I was sick. So I started to get better.
It wasn’t a long time when you take into account doctors & councillor appointments, catching up with line managers and occupational health. And most importantly, going outside. I went to see people who I wouldn’t normally see, people who I would and my family. They came and saw me too. It was all very long, and very draining, and very exchausting. I'm not sure if I hadn't been signed off where I would be right now.
The one thing that has really struck me about opening up to friends about mental health struggles is just how many people it affects. Whether they themselves or someone very close to them. It’s made me feel a lot less alien about myself.

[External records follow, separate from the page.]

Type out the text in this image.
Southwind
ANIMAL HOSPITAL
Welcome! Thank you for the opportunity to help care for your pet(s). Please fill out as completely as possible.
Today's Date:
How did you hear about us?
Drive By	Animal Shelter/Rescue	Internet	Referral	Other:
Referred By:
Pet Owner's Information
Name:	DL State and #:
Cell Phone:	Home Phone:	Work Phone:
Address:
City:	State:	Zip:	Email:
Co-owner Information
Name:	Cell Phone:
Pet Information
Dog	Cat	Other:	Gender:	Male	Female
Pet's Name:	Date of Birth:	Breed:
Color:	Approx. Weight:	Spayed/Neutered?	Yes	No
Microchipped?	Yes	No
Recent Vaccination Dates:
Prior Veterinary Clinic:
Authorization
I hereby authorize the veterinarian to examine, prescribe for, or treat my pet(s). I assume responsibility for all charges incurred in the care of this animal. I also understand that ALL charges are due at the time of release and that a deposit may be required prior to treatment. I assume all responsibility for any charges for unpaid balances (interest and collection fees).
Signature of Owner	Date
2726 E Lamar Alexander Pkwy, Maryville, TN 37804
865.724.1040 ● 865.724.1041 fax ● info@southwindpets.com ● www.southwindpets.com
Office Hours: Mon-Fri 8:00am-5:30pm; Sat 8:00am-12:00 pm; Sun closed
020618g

All of this helped me start the road to recovery, which I am still on. Work had a good scheme which allowed me to integrate back in slowly, so as not to go back full time straight away. Over the period of about a month and a half I upped my hours week on week, my first full time week was last week.
I’ve also learnt to be kind to myself. I’m feeling much better than the beginning of the summer, but then Sunday wasn’t the easiest of days, and I had a little cry when I got out the shower this morning. This is ok. It’s ok. Even if that’s how it’ll be forever, I’m alright.
Things I’ve learnt
So that was my summer, but there are quite a few stories - I thought maybe some of the following things might help people.
- It’s not ok to be sad/anxious/stressed/angry all the time, go and seek professional help. You’re not ok and although you may have an amazing support network, sometimes you just need extra help.
- Some days you’ll feel fine, and you may see your doctor on one of those days (It took me two weeks to get my first appointment). So you may feel a little silly, but still explain the other days, it’s important.
- It’s a long process, the first hurdle of admission is the hardest, but you still have recovery. (I found this was the most difficult for others to understand. Admission does not mean you’re automatically better, you still have recovery and this can take months, even years).
- Treatment is difficult, as whatever it is you have to stick with it for a while to see if it’s working, and sometimes it doesn’t work. If it doesn’t go and change it. (See point 2, it’s a long process)
- Some people don’t know what to say. They want to help, but they don’t really know how, this can mean they avoid you, they don’t mean to. You probably won’t feel like it, but sometimes you’ll have to approach them.
- If someone close to you has just been diagnosed with a mental health problem and you don’t know what to do, just ask them how they are. That’s all. Do this regularly - they will thank you.
- It's really super exhausting, bad days are bad days. CBT has been tremendously helpful, I know it's different for everyone but I would recommend it. It gives you coping mechanisms for such things as allowing yourself bad days, but actually focussing on the good ones.